I am reading about Dihedral Groups and I have following questions:
- Elements of $D_n$ act as linear transformations of plane.
My thought:I know that $D_n=\{\langle a,b\rangle :a^n=b^2=1,bab=a^{-1}\}$ which comprises of rotations and reflections of the n-gon.
But then How to prove that rotations and reflections are linear transformations of plane?
- Matrices for elements of $D_n$ have the form: $r_k$=\begin{bmatrix} \cos{\frac{2\pi k}{n}}&-\sin{\frac{2\pi k}{n}}\\\sin{\frac{2\pi k}{n}}&\cos{\frac{2\pi k}{n}}\end{bmatrix}
which is obtained by rotation of a n-gon by $\frac{2k\pi}{n}$.

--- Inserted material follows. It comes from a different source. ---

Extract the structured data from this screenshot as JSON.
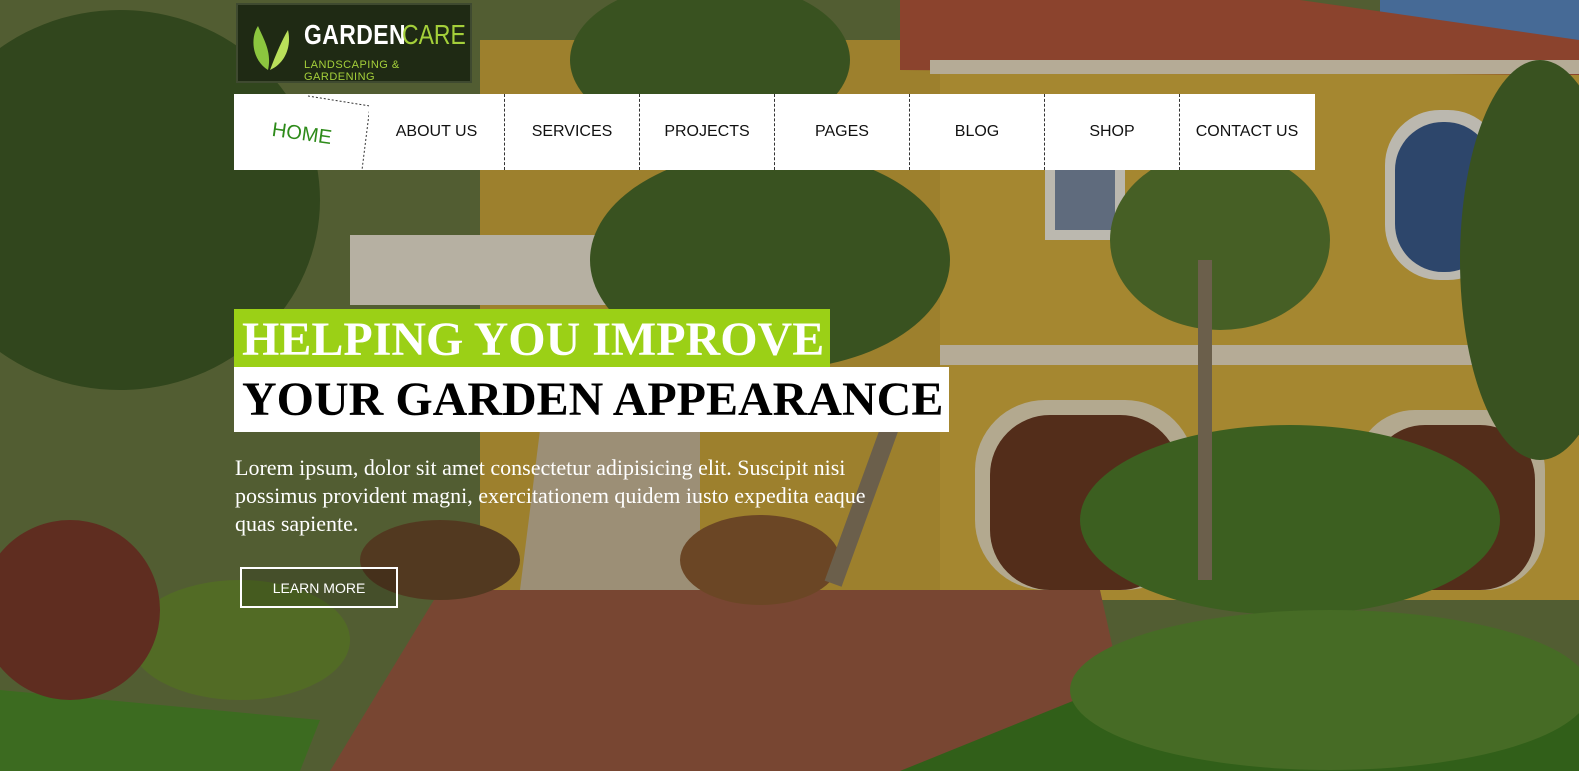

and $s_k$=\begin{bmatrix} \cos{\frac{2\pi k}{n}}&\sin{\frac{2\pi k}{n}}\\\sin{\frac{2\pi k}{n}}&-\cos{\frac{2\pi k}{n}}\end{bmatrix}
is a reflection about a line which makes an angle $\frac{k\pi}{n}$ with x-axis.
My thought:
I know that rotation matrix is given by \begin{bmatrix} \cos{\theta}&-\sin{\theta}\\\sin{\theta}&\cos{\theta}\end{bmatrix}.
But I dont know how a reflection matrix looks like? How can I prove that the elements of $D_n$ can be represented like this?
NOTE: The two lines have been adopted from Wikipedia. But I need a proof of these facts which I cant prove using my knowledge.